What Is a Herpes Test Called? Swab, Blood & PCR

Herpes testing goes by several names depending on the method used. The most common are HSV PCR (a molecular swab test), HSV viral culture (growing the virus from a sore), and HSV IgG antibody test (a blood draw). You might also see them listed on lab orders as “HSV DNA,” “herpes simplex viral culture,” or “HSV-1/HSV-2 antibodies.” Which test you get depends mainly on whether you have visible sores at the time of testing.

Swab Tests for Active Sores

If you have a blister, sore, or unusual lesion, your provider will likely swab it directly. That sample then goes to a lab for one of two tests.

HSV PCR (polymerase chain reaction) is the preferred method. It detects genetic material from the herpes virus in the swab sample and is both faster and more accurate than a culture. In head-to-head comparisons, PCR catches the virus in samples that culture misses roughly half the time. You may also see this called an HSV NAAT (nucleic acid amplification test), which is the broader category PCR falls under.

HSV viral culture is the older approach. The lab takes cells from your swab and grows them to see if herpes virus appears. It’s highly specific, meaning a positive result is reliable, but its sensitivity is only around 50% compared to PCR. That means a negative culture doesn’t rule out herpes. Cultures also take longer, sometimes several days, while PCR results often come back within one to two days.

Both swab tests can tell you whether the infection is HSV-1 or HSV-2, which matters for understanding how often outbreaks may recur and how likely transmission is.

Blood Tests When There Are No Sores

Without an active lesion to swab, the only option is a blood test that looks for antibodies your immune system has built against the virus. This is called a type-specific HSV IgG antibody test. It can distinguish between HSV-1 and HSV-2 infections, though it cannot tell you where on your body the infection is or exactly when you were exposed.

IgG antibodies take time to develop after an initial infection. The antibody response begins 2 to 12 weeks after exposure, with type-specific antibodies sometimes taking up to 6 months to reach detectable levels. Testing too soon after a possible exposure can produce a false negative simply because your body hasn’t built enough antibodies yet.

You may come across references to an HSV IgM test, which is a different type of antibody test. IgM testing is not recommended because it is unreliable for identifying new infections and frequently cross-reacts with other herpes viruses, producing misleading results.

False Positives and Confirmatory Testing

The FDA has issued a reminder that HSV-2 blood tests can produce false positive results. The risk goes up if you were tested too soon after potential exposure, if your overall risk of infection is low, or if your result falls in the “low positive” range near the test’s cutoff value.
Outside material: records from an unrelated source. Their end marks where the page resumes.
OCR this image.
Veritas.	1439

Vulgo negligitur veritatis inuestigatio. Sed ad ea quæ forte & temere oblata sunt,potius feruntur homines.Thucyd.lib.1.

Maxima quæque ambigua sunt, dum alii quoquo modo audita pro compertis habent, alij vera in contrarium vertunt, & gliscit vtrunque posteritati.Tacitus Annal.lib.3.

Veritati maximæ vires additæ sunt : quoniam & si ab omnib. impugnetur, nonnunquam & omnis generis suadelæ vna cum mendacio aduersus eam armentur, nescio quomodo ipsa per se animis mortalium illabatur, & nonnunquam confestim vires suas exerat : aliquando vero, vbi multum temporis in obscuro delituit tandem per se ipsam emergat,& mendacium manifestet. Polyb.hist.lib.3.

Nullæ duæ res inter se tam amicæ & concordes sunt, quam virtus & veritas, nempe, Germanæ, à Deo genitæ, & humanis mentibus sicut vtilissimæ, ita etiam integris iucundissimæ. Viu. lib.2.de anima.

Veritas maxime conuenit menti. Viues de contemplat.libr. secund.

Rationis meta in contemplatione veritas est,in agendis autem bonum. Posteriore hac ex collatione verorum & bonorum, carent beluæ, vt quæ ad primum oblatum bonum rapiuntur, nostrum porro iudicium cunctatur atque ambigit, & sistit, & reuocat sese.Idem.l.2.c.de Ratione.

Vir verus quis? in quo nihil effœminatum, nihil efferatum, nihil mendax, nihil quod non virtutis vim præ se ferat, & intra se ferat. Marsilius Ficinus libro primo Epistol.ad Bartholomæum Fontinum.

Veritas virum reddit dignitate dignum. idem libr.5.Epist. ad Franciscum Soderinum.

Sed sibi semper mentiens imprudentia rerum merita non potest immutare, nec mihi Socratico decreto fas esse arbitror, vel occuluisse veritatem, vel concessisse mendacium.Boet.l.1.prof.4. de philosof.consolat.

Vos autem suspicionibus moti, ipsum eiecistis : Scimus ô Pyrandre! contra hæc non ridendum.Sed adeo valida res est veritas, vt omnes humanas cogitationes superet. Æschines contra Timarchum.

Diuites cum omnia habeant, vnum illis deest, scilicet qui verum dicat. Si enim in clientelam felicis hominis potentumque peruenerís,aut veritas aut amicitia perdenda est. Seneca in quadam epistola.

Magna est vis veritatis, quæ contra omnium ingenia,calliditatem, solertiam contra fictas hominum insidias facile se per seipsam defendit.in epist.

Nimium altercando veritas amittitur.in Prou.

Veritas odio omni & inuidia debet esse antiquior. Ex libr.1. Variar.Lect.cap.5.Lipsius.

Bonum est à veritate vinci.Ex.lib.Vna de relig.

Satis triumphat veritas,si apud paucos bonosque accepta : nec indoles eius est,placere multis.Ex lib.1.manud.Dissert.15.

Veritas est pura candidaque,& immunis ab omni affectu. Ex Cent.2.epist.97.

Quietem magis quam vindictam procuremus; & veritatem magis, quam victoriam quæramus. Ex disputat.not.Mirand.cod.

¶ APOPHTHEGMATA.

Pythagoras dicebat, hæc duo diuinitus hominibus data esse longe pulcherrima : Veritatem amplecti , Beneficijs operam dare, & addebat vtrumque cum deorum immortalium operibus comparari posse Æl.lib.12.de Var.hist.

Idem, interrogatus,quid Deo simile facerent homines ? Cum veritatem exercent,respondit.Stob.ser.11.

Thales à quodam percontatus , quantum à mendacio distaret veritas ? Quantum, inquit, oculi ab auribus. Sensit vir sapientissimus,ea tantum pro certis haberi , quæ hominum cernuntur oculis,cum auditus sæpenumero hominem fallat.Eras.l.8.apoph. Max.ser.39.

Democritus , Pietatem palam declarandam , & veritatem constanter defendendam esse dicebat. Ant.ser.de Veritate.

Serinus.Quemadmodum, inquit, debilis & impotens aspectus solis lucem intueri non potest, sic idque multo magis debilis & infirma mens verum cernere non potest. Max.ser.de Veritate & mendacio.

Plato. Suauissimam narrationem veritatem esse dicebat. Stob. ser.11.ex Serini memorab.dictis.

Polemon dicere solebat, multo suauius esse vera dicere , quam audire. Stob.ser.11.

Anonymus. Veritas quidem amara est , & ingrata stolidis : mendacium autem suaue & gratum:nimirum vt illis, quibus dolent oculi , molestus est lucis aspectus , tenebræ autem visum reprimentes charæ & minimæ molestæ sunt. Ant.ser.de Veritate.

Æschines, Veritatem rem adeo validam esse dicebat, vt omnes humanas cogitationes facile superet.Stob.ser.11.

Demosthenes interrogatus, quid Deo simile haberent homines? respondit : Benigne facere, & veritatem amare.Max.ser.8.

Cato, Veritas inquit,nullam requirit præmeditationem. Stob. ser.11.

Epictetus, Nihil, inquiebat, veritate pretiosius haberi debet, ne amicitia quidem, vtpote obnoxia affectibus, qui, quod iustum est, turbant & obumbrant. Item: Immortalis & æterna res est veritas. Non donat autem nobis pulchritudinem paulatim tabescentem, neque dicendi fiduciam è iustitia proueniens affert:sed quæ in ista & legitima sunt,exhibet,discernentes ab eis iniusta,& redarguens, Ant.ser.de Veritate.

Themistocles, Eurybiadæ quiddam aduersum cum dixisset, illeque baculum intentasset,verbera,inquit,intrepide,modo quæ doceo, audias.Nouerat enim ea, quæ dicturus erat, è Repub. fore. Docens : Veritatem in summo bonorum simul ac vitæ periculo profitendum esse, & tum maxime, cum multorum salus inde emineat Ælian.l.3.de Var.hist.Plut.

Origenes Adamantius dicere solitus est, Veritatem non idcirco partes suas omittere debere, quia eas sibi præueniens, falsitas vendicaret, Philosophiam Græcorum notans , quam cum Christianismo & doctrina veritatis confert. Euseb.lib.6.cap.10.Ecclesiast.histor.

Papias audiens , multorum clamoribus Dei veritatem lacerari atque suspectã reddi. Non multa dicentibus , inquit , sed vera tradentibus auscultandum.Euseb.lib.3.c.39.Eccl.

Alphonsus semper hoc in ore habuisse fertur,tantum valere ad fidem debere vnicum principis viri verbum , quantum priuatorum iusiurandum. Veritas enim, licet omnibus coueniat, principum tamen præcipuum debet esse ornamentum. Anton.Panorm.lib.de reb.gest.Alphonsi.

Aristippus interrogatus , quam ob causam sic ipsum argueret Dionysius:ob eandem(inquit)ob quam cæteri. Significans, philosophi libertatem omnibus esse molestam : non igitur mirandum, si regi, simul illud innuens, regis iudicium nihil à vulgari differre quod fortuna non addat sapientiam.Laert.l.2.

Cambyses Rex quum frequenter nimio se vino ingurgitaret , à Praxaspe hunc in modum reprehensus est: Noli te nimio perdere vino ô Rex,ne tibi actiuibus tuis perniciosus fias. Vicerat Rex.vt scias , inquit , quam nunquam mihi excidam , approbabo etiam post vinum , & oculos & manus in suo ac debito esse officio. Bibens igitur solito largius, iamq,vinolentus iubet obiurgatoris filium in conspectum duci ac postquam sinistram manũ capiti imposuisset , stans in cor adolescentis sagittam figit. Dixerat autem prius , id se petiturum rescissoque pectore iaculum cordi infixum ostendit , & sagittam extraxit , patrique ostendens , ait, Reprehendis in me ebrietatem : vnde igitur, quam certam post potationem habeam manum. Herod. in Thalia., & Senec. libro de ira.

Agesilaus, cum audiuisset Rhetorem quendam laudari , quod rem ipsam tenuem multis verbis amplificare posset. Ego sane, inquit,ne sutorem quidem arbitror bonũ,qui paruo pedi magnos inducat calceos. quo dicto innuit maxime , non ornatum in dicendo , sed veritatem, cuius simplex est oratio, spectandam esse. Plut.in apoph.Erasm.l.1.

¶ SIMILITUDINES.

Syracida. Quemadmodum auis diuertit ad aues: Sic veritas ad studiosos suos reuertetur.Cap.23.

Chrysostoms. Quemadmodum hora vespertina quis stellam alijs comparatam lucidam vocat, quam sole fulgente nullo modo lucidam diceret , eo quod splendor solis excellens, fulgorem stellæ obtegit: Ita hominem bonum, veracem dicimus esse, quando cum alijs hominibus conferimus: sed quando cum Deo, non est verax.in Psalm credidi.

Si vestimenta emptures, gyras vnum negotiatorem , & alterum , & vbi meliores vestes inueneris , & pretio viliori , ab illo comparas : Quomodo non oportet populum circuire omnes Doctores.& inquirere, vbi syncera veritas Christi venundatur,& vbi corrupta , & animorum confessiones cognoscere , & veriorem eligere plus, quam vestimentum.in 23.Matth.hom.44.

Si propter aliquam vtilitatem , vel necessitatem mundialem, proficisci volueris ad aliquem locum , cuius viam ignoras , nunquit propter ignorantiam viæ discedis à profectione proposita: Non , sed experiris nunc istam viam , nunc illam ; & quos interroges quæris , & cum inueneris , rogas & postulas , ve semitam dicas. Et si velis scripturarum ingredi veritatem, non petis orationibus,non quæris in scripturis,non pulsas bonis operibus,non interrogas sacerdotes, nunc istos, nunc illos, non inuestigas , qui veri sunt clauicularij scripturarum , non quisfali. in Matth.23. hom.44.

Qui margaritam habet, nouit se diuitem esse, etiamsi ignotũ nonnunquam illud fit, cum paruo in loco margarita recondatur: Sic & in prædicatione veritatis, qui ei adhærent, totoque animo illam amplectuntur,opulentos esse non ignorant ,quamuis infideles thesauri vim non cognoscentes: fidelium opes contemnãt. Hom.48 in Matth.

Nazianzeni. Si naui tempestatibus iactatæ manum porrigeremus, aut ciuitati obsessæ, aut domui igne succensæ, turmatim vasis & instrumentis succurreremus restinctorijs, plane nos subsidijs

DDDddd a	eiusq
Results from IgG blood tests are typically reported as non-reactive (no antibodies detected), indeterminate (borderline), or reactive (antibodies detected). If your result is reactive but falls in the low-positive zone, guidelines recommend confirmatory testing. The two main confirmatory options are the Biokit rapid test and the Western blot, which is considered the gold standard for resolving uncertain results.

Who Should Get Tested

Routine herpes blood screening is not recommended for the general population or for pregnant women without symptoms. The CDC reserves blood testing for specific situations: recurrent or unusual genital symptoms where a swab test came back negative, a clinical diagnosis that was never confirmed by a lab, or when a sexual partner has genital herpes. People at higher risk, including those being evaluated for other STIs (especially with 10 or more lifetime partners) and people with HIV, may also benefit from type-specific blood testing.

If you have a visible sore, the most straightforward path is getting it swabbed for PCR testing while the lesion is still fresh. Sores that have started to crust over or heal yield less reliable results because there’s less active virus to detect.

At-Home Test Kits

Several companies sell herpes test kits you can use at home. These typically involve a finger-prick blood sample that you mail to a lab for IgG antibody analysis. The convenience is real, but the same limitations apply: you still face the 2-to-12-week window period, the possibility of false positives in the low-positive range, and the inability to pinpoint the infection site. At-home kits also can’t swab a sore for PCR testing, so if you have an active outbreak, an in-person visit will give you a faster and more definitive answer.

What to Ask For

Herpes testing is not part of standard STI panels at most clinics. If you want to be tested, you generally need to request it specifically. When speaking with your provider, the clearest way to ask is for a “type-specific HSV IgG blood test” if you have no symptoms, or an “HSV PCR swab” if you have an active sore. Knowing these names helps you confirm that the right test is being ordered, since vague requests for “herpes testing” can sometimes lead to the less reliable IgM test or no test at all.